The first building in the place was erected by Smith Bros., of Clinton, in Henry County. William E. Brinkerhoff and V. A. Wallace took charge of the store -- general merchandise -- for Smith Bros. The second building was a private residence, built by Judge Charles I. Robards. The second business house was owned and operated by James Hodkins and E. M. King (Hodkins & King).

The first blacksmith was Alexander Gordon.

Joel Pratt was the first postmaster, and was succeeded by James E. Mathews.

The Presbyterians erected a church edifice in 1869 (frame building) in the town. This, however, was taken down and one-half of it was moved to Appleton City, three and a half miles east. The building was a large one, and in order to move it more easily it was cut into two pieces. One-half of the building was taken to Appleton City and the other half was started with, but was destroyed by fire at night before it reached the town. S. G. Clark, a Presbyterian minister, now at Rich Hill, preached for them. The church was organized with the following members: Mrs. Sallie A. Taylor, E. S. Chapin and wife and E. K. Gird and wife.

The present business of the place is done by David Connell, who is a merchant and is the present postmaster. Dr. H. H. Taylor is the blacksmith.
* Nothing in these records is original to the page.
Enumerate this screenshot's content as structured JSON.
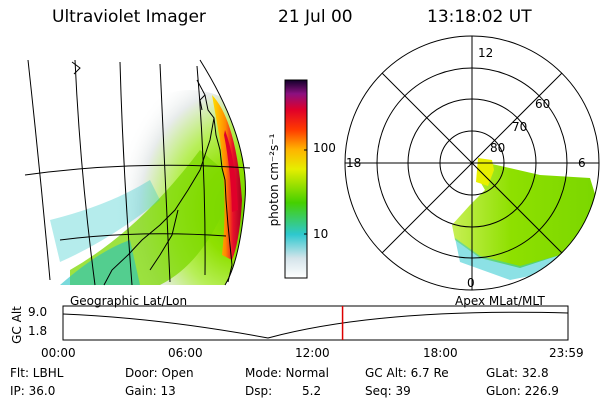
{
  "header": {
    "instrument": "Ultraviolet Imager",
    "date": "21 Jul 00",
    "time": "13:18:02 UT"
  },
  "colorbar": {
    "unit_label": "photon cm⁻²s⁻¹",
    "ticks": [
      "100",
      "10"
    ]
  },
  "polar_plot": {
    "mlt_labels": [
      "12",
      "18",
      "6",
      "0"
    ],
    "mlat_labels": [
      "60",
      "70",
      "80"
    ]
  },
  "panel_labels": {
    "left": "Geographic Lat/Lon",
    "right": "Apex MLat/MLT"
  },
  "altitude_plot": {
    "axis_label": "GC Alt",
    "y_ticks": [
      "9.0",
      "1.8"
    ],
    "x_ticks": [
      "00:00",
      "06:00",
      "12:00",
      "18:00",
      "23:59"
    ],
    "current_time_fraction": 0.5536,
    "marker_color": "#dd0000"
  },
  "info": {
    "filter": "Flt: LBHL",
    "ip": "IP: 36.0",
    "door": "Door: Open",
    "gain": "Gain: 13",
    "mode": "Mode: Normal",
    "dsp_label": "Dsp:",
    "dsp_value": "5.2",
    "gc_alt": "GC Alt: 6.7 Re",
    "seq": "Seq: 39",
    "glat": "GLat: 32.8",
    "glon": "GLon: 226.9"
  }
}
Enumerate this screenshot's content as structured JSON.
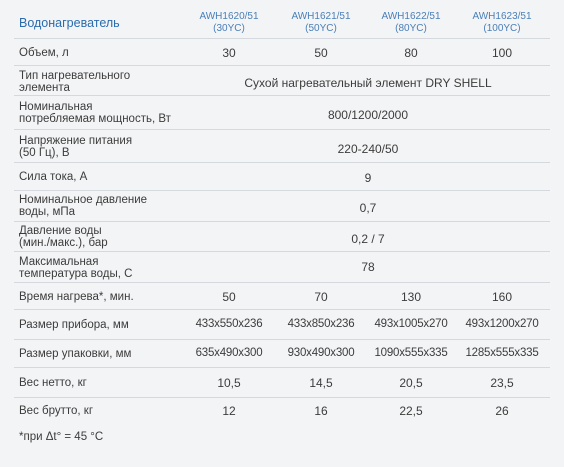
{
  "header": {
    "title": "Водонагреватель",
    "models": [
      {
        "code": "AWH1620/51",
        "volume": "(30YC)"
      },
      {
        "code": "AWH1621/51",
        "volume": "(50YC)"
      },
      {
        "code": "AWH1622/51",
        "volume": "(80YC)"
      },
      {
        "code": "AWH1623/51",
        "volume": "(100YC)"
      }
    ]
  },
  "rows": [
    {
      "label": [
        "Объем, л"
      ],
      "values": [
        "30",
        "50",
        "80",
        "100"
      ]
    },
    {
      "label": [
        "Тип нагревательного",
        "элемента"
      ],
      "span": "Сухой нагревательный элемент DRY SHELL"
    },
    {
      "label": [
        "Номинальная",
        "потребляемая мощность, Вт"
      ],
      "span": "800/1200/2000"
    },
    {
      "label": [
        "Напряжение питания",
        "(50 Гц), В"
      ],
      "span": "220-240/50"
    },
    {
      "label": [
        "Сила тока, А"
      ],
      "span": "9"
    },
    {
      "label": [
        "Номинальное давление",
        "воды, мПа"
      ],
      "span": "0,7"
    },
    {
      "label": [
        "Давление воды",
        "(мин./макс.), бар"
      ],
      "span": "0,2 / 7"
    },
    {
      "label": [
        "Максимальная",
        "температура воды, С"
      ],
      "span": "78"
    },
    {
      "label": [
        "Время нагрева*, мин."
      ],
      "values": [
        "50",
        "70",
        "130",
        "160"
      ]
    },
    {
      "label": [
        "Размер прибора, мм"
      ],
      "values": [
        "433x550x236",
        "433x850x236",
        "493x1005x270",
        "493x1200x270"
      ]
    },
    {
      "label": [
        "Размер упаковки, мм"
      ],
      "values": [
        "635x490x300",
        "930x490x300",
        "1090x555x335",
        "1285x555x335"
      ]
    },
    {
      "label": [
        "Вес нетто, кг"
      ],
      "values": [
        "10,5",
        "14,5",
        "20,5",
        "23,5"
      ]
    },
    {
      "label": [
        "Вес брутто, кг"
      ],
      "values": [
        "12",
        "16",
        "22,5",
        "26"
      ]
    }
  ],
  "footnote": "*при Δt° = 45 °C"
}
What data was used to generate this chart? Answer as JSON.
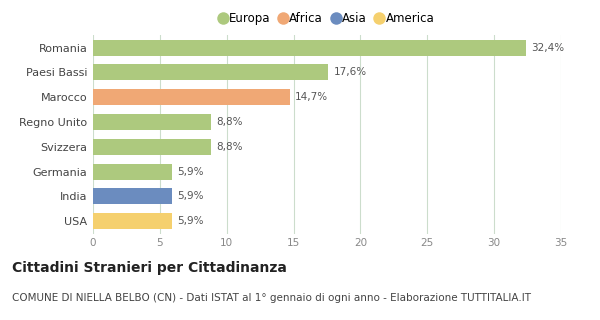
{
  "categories": [
    "Romania",
    "Paesi Bassi",
    "Marocco",
    "Regno Unito",
    "Svizzera",
    "Germania",
    "India",
    "USA"
  ],
  "values": [
    32.4,
    17.6,
    14.7,
    8.8,
    8.8,
    5.9,
    5.9,
    5.9
  ],
  "labels": [
    "32,4%",
    "17,6%",
    "14,7%",
    "8,8%",
    "8,8%",
    "5,9%",
    "5,9%",
    "5,9%"
  ],
  "colors": [
    "#adc97e",
    "#adc97e",
    "#f0a875",
    "#adc97e",
    "#adc97e",
    "#adc97e",
    "#6b8cbf",
    "#f5d06e"
  ],
  "legend": [
    {
      "label": "Europa",
      "color": "#adc97e"
    },
    {
      "label": "Africa",
      "color": "#f0a875"
    },
    {
      "label": "Asia",
      "color": "#6b8cbf"
    },
    {
      "label": "America",
      "color": "#f5d06e"
    }
  ],
  "xlim": [
    0,
    35
  ],
  "xticks": [
    0,
    5,
    10,
    15,
    20,
    25,
    30,
    35
  ],
  "title": "Cittadini Stranieri per Cittadinanza",
  "subtitle": "COMUNE DI NIELLA BELBO (CN) - Dati ISTAT al 1° gennaio di ogni anno - Elaborazione TUTTITALIA.IT",
  "title_fontsize": 10,
  "subtitle_fontsize": 7.5,
  "bar_height": 0.65,
  "background_color": "#ffffff",
  "grid_color": "#ccddcc"
}
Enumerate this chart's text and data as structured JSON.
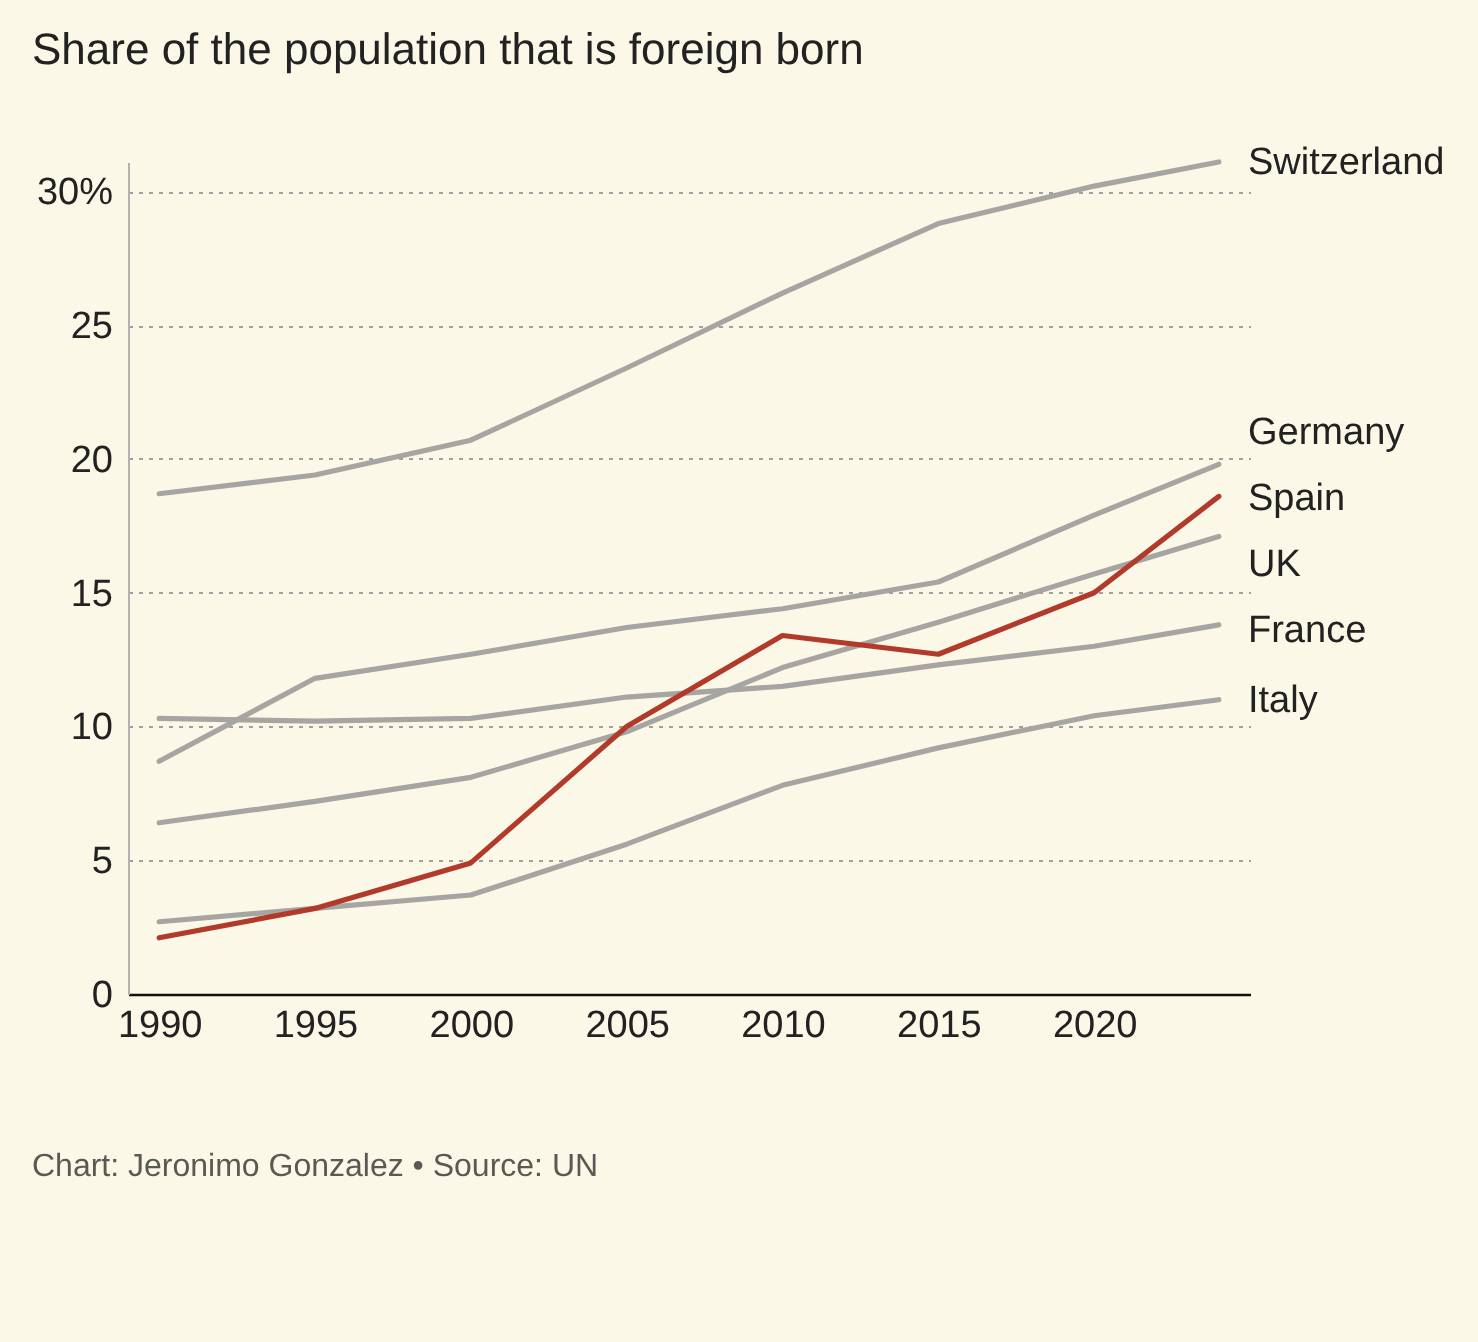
{
  "chart_data": {
    "type": "line",
    "title": "Share of the population that is foreign born",
    "x": [
      1990,
      1995,
      2000,
      2005,
      2010,
      2015,
      2020,
      2024
    ],
    "series": [
      {
        "name": "Switzerland",
        "color": "#a6a5a1",
        "values": [
          18.7,
          19.4,
          20.7,
          23.4,
          26.2,
          28.8,
          30.2,
          31.1
        ]
      },
      {
        "name": "Germany",
        "color": "#a6a5a1",
        "values": [
          8.7,
          11.8,
          12.7,
          13.7,
          14.4,
          15.4,
          17.9,
          19.8
        ]
      },
      {
        "name": "UK",
        "color": "#a6a5a1",
        "values": [
          6.4,
          7.2,
          8.1,
          9.8,
          12.2,
          13.9,
          15.7,
          17.1
        ]
      },
      {
        "name": "France",
        "color": "#a6a5a1",
        "values": [
          10.3,
          10.2,
          10.3,
          11.1,
          11.5,
          12.3,
          13.0,
          13.8
        ]
      },
      {
        "name": "Italy",
        "color": "#a6a5a1",
        "values": [
          2.7,
          3.2,
          3.7,
          5.6,
          7.8,
          9.2,
          10.4,
          11.0
        ]
      },
      {
        "name": "Spain",
        "color": "#b23a2a",
        "values": [
          2.1,
          3.2,
          4.9,
          10.0,
          13.4,
          12.7,
          15.0,
          18.6
        ]
      }
    ],
    "xlim": [
      1989,
      2025
    ],
    "xticks": [
      1990,
      1995,
      2000,
      2005,
      2010,
      2015,
      2020
    ],
    "ylim": [
      0,
      31.1
    ],
    "yticks": [
      0,
      5,
      10,
      15,
      20,
      25,
      {
        "value": 30,
        "label": "30%"
      }
    ],
    "grid": "y",
    "legend": false,
    "marker": "none",
    "line_style": "solid",
    "annotations": [
      "Chart: Jeronimo Gonzalez • Source: UN"
    ]
  }
}
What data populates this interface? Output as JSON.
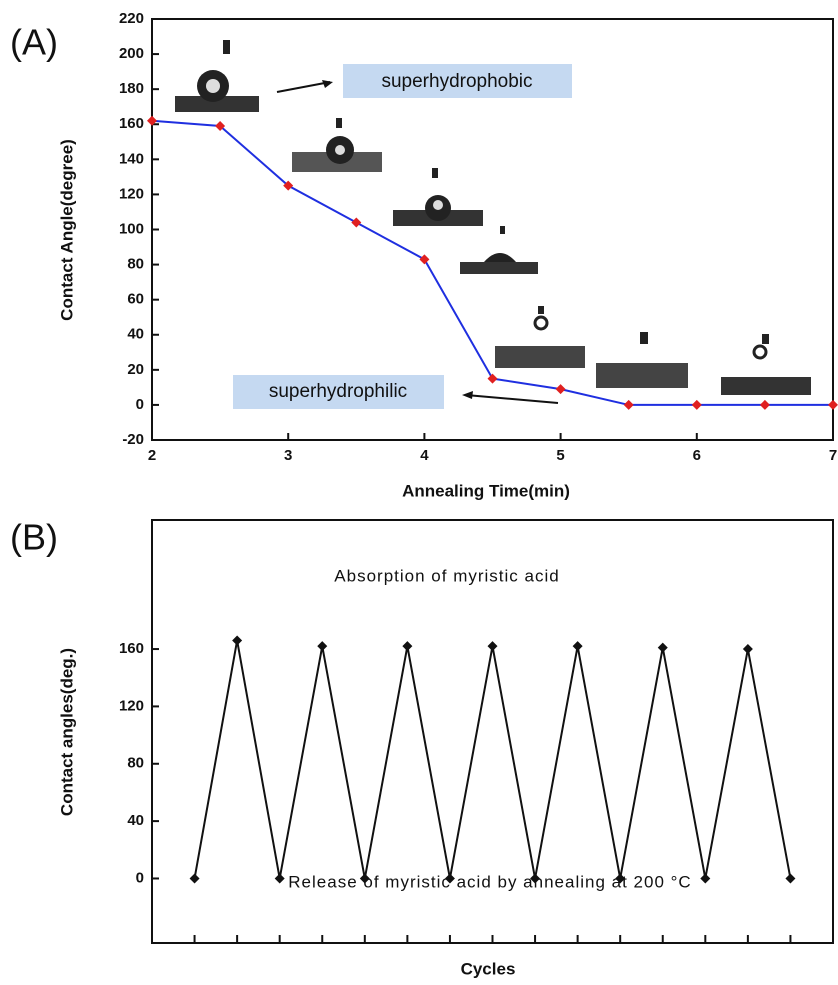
{
  "chart_data": [
    {
      "type": "line",
      "panel": "(A)",
      "x_label": "Annealing Time(min)",
      "y_label": "Contact Angle(degree)",
      "x": [
        2,
        2.5,
        3,
        3.5,
        4,
        4.5,
        5,
        5.5,
        6,
        6.5,
        7
      ],
      "values": [
        162,
        159,
        125,
        104,
        83,
        15,
        9,
        0,
        0,
        0,
        0
      ],
      "color": "#1f2fe0",
      "marker_color": "#e02020",
      "xlim": [
        2,
        7
      ],
      "xticks": [
        2,
        3,
        4,
        5,
        6,
        7
      ],
      "ylim": [
        -20,
        220
      ],
      "yticks": [
        -20,
        0,
        20,
        40,
        60,
        80,
        100,
        120,
        140,
        160,
        180,
        200,
        220
      ],
      "annotations": [
        "superhydrophobic",
        "superhydrophilic"
      ]
    },
    {
      "type": "line",
      "panel": "(B)",
      "x_label": "Cycles",
      "y_label": "Contact angles(deg.)",
      "categories": [
        null,
        null,
        null,
        null,
        null,
        null,
        null,
        null,
        null,
        null,
        null,
        null,
        null,
        null,
        null
      ],
      "values": [
        0,
        166,
        0,
        162,
        0,
        162,
        0,
        162,
        0,
        162,
        0,
        161,
        0,
        160,
        0
      ],
      "color": "#111111",
      "marker_color": "#111111",
      "ylim": [
        -45,
        250
      ],
      "yticks": [
        0,
        40,
        80,
        120,
        160
      ],
      "annotations": [
        "Absorption of myristic acid",
        "Release of myristic acid by annealing at 200 °C"
      ]
    }
  ]
}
The town was nearly depopulated when Appleton City sprung up.

CHURCHES IN THE TOWNSHIP.

The Missionary Baptists and M. E. Church South have houses of worship also in the township; the Baptists have their building in what is called Round Prairie, and the Methodists theirs in the southeastern part of the township. William Melton and wife and Mrs. M. A. Page are among the original members of the former, and James Hook and wife among the membership of the latter.

SCHOOL.

The first school in the township was taught by Cynthia Tousley, a sister of Judge Charles I. Robards. This was in 1843, and was taught at the residence of Richard Stratton, near the present town of Hudson.

LAHAI.

About the year 1877 a postoffice was established, called Lahai, in the township, but after being kept up for about four years was discontinued in 1882. John W. Brown was the first postmaster, succeeded by Clark Wix.

COAL.

There is an abundance of coal in the township, which has been developed in different localities of the same. The vein on Panther Creek is four feet in thickness and crops out for a quarter of a mile.